When Is It Okay to Mansplain? Check This Chart

Impact

We've all witnessed or experienced "mansplaining," or as Salon defines it, "when a man condescendingly lectures a woman on the basics of a topic about which he knows very little, under the mistaken assumption that she knows even less." The concept may have been formally exposed by writer Rebecca Solnit in 2008, but it's still alive and well seven years later. One blogger, Elle Armageddon, recently experienced firsthand.

A day after a man explained the concept of ascending and descending street numbers to her, a friend told Armageddon she also experienced an "unsolicited and uninformed explanation being foisted upon her," the writer told the Daily Dot on Monday. These experiences inspired the writer to create a flowchart she titled "Should You Explain the Thing to the Lady?"

The intent was a quick laugh, she said, but Armageddon soon had to field tweets from those who failed to see the humor. Some Twitter users, in fact, saw no irony in mansplaining the chart and implications of her choice to share it, asserting that it was unnecessary and sexist.

Users made these claims despite Armageddon's personal experience with mansplaining, the support evident in the hundreds of retweets and favorites her message received — and the fact that she doesn't even include gender in her chart or her explanation of it. 

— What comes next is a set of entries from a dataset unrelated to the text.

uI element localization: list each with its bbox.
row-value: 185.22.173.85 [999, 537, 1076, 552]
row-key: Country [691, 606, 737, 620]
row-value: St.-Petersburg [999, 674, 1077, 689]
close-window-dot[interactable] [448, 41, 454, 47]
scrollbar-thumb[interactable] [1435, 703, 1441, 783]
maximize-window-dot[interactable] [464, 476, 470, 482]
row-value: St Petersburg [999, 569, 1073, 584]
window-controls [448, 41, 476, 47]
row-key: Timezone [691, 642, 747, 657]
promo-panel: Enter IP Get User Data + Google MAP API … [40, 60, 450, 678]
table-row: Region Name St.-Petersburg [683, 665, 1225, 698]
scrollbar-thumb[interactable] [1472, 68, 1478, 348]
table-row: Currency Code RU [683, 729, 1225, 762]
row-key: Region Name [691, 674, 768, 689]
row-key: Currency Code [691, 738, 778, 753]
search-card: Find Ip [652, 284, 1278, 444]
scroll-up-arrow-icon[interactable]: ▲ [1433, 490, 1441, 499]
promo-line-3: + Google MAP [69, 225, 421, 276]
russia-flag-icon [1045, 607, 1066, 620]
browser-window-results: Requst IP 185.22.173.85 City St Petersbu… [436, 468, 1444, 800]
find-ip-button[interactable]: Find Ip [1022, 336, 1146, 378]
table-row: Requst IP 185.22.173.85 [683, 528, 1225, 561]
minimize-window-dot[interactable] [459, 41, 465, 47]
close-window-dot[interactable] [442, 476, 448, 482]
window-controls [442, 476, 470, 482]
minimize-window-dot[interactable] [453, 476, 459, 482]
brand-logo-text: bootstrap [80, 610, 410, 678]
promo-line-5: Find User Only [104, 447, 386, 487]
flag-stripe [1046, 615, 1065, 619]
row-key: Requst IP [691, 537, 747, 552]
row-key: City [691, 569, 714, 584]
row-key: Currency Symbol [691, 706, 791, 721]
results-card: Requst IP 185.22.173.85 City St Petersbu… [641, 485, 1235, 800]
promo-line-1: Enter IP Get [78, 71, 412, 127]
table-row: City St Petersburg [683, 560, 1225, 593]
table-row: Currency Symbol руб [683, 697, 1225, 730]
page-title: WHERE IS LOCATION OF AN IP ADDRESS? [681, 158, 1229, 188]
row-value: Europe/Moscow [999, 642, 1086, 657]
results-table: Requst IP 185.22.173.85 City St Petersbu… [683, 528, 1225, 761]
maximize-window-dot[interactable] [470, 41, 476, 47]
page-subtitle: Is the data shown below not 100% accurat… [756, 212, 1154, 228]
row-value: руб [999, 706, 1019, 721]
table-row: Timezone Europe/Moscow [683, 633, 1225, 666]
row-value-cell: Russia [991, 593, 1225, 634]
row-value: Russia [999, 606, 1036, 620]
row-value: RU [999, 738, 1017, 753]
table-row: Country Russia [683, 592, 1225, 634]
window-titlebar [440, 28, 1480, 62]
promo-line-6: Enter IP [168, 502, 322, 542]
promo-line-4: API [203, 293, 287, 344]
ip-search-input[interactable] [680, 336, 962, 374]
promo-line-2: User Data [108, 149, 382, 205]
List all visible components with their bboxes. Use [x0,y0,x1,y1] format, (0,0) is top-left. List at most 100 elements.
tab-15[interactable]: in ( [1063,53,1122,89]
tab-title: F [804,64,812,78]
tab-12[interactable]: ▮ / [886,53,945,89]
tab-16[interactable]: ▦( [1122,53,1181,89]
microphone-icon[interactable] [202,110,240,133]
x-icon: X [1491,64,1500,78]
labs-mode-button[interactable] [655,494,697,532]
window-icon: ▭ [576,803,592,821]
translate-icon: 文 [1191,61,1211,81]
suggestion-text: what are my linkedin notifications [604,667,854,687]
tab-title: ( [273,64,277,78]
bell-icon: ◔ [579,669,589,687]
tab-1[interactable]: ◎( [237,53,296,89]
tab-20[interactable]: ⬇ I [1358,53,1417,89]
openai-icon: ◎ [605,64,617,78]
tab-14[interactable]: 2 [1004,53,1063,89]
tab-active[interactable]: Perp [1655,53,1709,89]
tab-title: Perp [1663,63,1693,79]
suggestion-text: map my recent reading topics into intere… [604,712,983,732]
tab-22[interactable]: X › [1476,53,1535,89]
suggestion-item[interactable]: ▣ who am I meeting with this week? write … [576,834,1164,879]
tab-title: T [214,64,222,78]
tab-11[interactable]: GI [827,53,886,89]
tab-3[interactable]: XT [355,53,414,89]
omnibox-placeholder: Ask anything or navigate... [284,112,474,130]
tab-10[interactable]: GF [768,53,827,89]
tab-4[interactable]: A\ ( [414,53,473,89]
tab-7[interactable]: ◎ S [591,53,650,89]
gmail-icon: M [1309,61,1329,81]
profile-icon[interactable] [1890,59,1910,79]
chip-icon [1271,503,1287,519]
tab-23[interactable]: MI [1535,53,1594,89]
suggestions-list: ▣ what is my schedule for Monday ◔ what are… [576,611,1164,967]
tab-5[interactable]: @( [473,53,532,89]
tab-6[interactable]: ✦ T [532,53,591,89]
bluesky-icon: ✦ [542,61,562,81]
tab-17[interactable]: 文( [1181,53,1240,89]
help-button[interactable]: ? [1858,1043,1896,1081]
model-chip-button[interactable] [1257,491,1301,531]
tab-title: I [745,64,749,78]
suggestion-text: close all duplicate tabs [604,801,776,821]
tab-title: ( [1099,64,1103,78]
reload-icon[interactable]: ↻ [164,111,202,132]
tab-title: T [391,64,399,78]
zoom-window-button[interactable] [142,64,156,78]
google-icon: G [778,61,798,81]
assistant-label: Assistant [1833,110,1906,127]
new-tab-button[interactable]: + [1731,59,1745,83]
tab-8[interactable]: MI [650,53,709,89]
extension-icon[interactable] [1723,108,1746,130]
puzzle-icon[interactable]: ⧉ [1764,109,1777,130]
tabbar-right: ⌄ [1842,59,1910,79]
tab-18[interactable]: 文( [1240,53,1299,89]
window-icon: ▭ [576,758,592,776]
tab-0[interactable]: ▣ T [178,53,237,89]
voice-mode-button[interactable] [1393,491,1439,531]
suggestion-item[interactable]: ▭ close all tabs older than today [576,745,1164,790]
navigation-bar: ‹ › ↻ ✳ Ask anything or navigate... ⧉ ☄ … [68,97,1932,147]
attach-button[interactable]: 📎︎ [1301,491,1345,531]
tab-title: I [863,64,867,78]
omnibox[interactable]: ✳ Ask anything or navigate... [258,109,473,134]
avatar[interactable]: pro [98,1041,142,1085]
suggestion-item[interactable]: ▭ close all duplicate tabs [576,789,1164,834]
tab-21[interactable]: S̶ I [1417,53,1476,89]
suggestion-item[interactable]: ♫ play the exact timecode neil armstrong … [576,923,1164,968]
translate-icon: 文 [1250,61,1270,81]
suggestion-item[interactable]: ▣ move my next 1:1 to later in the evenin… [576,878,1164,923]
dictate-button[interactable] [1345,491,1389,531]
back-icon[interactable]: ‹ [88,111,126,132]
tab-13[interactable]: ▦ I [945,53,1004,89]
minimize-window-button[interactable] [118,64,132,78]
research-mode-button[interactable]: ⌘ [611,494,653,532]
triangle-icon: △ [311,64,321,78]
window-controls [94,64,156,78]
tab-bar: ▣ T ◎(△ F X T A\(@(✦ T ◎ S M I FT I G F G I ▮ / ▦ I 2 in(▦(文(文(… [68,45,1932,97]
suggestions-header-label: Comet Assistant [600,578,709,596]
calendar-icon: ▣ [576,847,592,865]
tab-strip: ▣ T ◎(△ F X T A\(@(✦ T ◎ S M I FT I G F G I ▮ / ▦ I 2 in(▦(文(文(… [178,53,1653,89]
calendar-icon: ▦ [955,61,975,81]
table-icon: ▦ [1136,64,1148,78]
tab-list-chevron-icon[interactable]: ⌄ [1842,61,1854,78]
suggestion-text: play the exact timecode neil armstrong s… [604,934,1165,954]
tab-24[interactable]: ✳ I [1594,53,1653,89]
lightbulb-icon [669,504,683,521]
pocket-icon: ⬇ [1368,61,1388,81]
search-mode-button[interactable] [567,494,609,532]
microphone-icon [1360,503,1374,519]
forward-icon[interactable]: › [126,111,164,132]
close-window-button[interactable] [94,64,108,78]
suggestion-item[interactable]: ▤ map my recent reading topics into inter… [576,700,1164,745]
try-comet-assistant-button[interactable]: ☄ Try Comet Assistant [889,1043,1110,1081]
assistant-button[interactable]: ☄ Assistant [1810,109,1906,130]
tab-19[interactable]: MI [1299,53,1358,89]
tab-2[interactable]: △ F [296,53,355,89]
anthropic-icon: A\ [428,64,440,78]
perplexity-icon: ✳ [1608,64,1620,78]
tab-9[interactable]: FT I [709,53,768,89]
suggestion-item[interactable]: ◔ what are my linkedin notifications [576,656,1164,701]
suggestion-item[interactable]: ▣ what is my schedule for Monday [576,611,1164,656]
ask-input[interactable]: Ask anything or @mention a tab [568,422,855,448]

"The way it has been interpreted repeatedly to be an attack on men, or specific to men, without making any mention of men is actually really interesting to me," Armageddon told the Daily Dot.

This is certainly not the first time a woman's own personal experience has been mansplained back to her online. For example, when one Reddit user posted her post-sex FitBit results on Reddit in August, other users began to disparagingly explain the experience to her and the Reddit community.

But the persistence of individuals like Armageddon to push back on this condescending treatment is crucial. As Solnit herself explained in a 2012 update to her original essay, "Having the right to show up and speak," whether online or in war-torn nations, "are basic to survival, to dignity and to liberty."